At some point, other teams are going to have to try to match this or they will just keep losing. Here, Thomas Tuchel asked his team to simply play through and around the hurricane and they failed to manage it.

Neymar and Mbappe did finally combine to bring PSG their equaliser and that is why both were left on the field when Tuchel made a double substituti­on.

BuT as Neymar fed Mbappe for that goal it was James Milner who was chasing him and that was fitting.
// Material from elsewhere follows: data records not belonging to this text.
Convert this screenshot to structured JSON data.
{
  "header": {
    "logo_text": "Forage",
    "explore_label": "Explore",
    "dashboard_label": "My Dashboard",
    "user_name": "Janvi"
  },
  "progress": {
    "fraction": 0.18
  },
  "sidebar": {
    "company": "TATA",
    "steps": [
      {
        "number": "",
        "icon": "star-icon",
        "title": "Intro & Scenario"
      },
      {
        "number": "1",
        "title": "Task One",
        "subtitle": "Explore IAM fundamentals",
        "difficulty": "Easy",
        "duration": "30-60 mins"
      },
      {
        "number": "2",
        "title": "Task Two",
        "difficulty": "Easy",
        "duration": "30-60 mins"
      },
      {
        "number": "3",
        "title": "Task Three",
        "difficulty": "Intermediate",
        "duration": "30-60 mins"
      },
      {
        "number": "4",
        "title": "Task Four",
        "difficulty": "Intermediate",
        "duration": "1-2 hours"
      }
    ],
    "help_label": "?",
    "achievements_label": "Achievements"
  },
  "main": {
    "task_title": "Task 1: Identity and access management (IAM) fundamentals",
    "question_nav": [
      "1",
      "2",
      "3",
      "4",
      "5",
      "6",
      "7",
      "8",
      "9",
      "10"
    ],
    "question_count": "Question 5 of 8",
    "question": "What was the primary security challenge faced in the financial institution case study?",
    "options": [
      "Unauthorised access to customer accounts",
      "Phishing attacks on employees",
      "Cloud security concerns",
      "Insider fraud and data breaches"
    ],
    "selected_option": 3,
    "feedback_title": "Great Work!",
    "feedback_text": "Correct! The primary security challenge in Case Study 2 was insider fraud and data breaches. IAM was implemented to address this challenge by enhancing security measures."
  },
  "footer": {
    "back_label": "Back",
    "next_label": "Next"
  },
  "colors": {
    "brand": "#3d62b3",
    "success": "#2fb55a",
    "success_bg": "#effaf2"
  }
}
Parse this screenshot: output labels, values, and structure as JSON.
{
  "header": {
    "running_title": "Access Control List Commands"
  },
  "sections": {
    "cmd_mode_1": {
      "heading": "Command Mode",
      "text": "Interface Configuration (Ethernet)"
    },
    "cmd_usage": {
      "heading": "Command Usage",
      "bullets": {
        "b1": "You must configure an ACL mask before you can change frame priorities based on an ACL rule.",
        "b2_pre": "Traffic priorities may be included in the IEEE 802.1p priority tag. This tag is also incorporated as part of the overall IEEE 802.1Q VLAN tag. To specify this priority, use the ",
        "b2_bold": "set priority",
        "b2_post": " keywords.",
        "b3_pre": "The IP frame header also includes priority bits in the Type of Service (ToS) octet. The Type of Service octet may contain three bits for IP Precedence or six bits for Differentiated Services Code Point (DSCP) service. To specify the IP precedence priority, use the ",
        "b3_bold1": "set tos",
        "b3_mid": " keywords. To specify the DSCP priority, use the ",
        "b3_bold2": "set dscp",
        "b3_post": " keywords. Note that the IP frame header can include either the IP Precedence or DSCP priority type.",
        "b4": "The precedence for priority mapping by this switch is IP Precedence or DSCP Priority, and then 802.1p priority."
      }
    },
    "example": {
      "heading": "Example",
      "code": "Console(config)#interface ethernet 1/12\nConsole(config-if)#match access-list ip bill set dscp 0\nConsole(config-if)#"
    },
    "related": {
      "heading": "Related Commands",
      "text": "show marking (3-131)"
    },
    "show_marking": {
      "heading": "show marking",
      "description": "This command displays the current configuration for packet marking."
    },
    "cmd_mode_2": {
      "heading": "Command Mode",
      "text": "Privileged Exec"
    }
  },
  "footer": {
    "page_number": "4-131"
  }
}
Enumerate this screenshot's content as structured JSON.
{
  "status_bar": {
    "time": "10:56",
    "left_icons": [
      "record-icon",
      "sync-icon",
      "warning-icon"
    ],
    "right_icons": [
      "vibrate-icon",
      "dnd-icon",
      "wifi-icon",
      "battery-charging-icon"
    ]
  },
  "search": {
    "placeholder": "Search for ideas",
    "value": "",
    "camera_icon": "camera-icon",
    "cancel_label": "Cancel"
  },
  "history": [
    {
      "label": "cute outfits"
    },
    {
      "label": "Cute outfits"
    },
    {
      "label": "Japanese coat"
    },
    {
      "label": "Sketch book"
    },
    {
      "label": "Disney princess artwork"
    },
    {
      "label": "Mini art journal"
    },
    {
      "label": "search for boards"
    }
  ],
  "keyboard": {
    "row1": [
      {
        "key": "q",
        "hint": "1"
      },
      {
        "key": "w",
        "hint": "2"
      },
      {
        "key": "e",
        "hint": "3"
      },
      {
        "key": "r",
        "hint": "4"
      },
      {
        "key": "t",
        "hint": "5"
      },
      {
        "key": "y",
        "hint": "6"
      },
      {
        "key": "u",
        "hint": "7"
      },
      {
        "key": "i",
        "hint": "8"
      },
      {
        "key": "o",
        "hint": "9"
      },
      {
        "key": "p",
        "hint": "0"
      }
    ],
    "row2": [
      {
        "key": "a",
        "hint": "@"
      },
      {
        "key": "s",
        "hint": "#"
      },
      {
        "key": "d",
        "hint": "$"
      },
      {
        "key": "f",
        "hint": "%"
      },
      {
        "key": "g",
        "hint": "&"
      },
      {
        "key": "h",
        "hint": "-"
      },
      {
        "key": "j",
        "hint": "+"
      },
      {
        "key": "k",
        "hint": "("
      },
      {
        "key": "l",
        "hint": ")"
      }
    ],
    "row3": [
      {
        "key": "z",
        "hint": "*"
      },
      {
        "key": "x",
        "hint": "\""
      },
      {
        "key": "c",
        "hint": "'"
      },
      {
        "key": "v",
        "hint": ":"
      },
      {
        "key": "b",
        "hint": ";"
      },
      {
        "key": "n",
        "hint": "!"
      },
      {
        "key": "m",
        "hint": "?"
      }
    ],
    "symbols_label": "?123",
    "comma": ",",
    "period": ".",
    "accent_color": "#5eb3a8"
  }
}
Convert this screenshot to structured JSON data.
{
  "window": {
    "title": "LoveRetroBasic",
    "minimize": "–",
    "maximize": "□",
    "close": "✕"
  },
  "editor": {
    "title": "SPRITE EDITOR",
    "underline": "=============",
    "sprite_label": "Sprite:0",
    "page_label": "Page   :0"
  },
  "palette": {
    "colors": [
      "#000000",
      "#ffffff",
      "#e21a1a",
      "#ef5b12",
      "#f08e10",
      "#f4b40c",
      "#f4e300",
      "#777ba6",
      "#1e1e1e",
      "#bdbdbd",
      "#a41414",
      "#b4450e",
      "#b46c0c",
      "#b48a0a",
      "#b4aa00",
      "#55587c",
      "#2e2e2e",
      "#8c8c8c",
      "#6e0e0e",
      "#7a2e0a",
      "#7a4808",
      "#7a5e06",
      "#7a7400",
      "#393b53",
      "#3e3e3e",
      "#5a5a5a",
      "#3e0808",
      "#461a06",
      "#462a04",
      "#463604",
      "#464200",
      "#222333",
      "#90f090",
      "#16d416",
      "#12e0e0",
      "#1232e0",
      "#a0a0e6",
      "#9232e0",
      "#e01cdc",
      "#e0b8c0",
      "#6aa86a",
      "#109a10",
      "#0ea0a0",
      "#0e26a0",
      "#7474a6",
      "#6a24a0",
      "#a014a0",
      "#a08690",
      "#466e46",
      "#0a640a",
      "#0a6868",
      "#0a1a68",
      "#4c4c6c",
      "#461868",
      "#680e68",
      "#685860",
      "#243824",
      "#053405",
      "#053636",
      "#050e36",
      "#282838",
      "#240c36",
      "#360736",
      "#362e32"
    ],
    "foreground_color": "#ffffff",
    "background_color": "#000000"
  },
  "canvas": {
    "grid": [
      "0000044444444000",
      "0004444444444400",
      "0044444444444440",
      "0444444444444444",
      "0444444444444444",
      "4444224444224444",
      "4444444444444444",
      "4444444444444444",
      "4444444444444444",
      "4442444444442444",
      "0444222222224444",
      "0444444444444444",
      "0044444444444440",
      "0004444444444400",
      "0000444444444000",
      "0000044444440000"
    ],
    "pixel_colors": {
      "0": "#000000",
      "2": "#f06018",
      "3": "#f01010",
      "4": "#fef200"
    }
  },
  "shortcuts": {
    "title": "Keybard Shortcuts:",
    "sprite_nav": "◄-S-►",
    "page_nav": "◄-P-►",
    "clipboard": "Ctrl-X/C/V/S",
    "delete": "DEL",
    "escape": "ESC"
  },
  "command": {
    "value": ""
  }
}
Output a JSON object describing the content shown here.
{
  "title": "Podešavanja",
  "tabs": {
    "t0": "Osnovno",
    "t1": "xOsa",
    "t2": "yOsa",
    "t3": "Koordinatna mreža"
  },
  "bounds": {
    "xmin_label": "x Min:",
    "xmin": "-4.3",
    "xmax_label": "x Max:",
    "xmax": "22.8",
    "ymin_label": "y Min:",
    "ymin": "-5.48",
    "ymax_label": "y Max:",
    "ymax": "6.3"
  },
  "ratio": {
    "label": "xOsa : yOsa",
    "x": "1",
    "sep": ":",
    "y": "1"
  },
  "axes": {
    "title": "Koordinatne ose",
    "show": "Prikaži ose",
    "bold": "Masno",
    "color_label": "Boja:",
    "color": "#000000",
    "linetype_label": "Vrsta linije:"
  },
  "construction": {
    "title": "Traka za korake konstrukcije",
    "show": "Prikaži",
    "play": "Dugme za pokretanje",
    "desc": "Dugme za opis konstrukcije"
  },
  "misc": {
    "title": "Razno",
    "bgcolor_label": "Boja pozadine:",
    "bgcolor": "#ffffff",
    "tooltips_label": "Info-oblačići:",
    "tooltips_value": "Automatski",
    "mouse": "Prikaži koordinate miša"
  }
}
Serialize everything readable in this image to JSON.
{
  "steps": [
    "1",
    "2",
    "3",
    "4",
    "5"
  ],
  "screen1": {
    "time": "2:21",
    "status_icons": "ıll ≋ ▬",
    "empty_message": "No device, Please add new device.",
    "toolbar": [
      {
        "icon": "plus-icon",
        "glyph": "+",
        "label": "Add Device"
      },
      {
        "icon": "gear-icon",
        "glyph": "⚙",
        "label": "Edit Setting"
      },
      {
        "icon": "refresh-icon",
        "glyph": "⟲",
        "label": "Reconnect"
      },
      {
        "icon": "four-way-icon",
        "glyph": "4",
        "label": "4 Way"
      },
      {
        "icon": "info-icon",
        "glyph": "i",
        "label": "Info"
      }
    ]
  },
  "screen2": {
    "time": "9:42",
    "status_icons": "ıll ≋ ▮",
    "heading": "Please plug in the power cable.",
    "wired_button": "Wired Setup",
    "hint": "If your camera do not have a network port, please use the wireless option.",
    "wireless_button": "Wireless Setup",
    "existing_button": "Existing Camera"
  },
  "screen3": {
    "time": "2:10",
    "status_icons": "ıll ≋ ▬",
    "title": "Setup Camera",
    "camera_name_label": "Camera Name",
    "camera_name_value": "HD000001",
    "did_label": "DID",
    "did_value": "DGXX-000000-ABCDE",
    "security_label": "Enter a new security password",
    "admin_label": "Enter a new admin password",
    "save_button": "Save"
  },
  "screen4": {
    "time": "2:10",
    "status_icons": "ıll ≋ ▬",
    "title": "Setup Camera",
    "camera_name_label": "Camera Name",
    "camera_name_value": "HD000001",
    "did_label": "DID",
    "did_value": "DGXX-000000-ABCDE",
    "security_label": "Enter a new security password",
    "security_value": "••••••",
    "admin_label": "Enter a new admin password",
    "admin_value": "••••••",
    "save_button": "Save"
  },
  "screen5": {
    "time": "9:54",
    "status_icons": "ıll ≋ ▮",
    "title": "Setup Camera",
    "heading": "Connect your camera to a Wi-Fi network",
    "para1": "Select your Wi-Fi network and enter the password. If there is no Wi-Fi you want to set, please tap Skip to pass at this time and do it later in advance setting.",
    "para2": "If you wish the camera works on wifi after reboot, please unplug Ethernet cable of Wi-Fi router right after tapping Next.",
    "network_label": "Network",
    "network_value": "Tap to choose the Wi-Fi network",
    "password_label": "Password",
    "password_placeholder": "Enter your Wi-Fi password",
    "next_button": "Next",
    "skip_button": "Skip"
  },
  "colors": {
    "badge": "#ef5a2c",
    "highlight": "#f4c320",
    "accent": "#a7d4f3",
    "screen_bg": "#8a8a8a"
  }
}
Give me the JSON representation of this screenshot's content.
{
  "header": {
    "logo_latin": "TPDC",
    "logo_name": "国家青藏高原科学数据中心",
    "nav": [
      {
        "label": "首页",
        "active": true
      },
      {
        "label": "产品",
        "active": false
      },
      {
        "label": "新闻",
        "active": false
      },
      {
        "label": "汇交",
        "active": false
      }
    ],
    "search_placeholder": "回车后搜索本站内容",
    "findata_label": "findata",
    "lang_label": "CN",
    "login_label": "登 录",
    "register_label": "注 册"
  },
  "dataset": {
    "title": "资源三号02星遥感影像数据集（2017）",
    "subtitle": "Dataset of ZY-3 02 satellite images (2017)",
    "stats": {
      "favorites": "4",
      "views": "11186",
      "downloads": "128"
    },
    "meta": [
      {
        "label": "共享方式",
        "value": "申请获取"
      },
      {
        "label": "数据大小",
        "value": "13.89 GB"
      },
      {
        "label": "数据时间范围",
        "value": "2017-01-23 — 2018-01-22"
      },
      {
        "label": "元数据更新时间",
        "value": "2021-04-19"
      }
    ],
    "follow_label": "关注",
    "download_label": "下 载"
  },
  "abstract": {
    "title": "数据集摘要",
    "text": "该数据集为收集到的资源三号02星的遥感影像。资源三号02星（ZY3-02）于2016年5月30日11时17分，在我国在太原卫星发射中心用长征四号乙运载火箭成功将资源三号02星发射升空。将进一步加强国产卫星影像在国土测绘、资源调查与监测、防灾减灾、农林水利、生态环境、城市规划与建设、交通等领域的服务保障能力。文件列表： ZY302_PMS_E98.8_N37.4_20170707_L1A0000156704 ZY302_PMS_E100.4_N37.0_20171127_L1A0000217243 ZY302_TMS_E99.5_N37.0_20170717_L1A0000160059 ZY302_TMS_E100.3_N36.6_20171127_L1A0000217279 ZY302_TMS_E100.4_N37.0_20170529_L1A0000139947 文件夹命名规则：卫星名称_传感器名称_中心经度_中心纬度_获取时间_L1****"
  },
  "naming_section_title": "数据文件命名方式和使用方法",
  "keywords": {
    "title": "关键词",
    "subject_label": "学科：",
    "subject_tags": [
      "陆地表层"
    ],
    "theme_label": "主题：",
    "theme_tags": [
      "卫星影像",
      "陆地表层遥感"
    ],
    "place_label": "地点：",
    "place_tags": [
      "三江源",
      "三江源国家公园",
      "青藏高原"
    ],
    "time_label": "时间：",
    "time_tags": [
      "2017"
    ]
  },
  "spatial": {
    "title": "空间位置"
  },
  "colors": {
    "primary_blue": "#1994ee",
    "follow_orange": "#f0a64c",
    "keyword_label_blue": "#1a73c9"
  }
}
In only the eighth minute, Milner had tackled Neymar with such ferocity by the dug outs that his opponent seemed rather unwilling to stand up for more.

When Neymar awoke this morning, he may have been minded to check that the Yorkshirem­an was not actually in the room with him.

Milner, 32 now, was not manmarking Neymar at Anfield.

He was not technicall­y even playing on the same side of the field. But that doesn’t really matter in a Klopp team and if Neymar felt that the Liverpool number seven was there every time he lifted his head, he could be forgiven the illusion.

This was not Neymar or PSG’s night. The French side were fortunate to lose only by one and Neymar was not influentia­l.

The French champions still have to prove that they are a match for Europe’s really big teams and Neymar, when it really matters, continues to look a rather uncomforta­ble fit.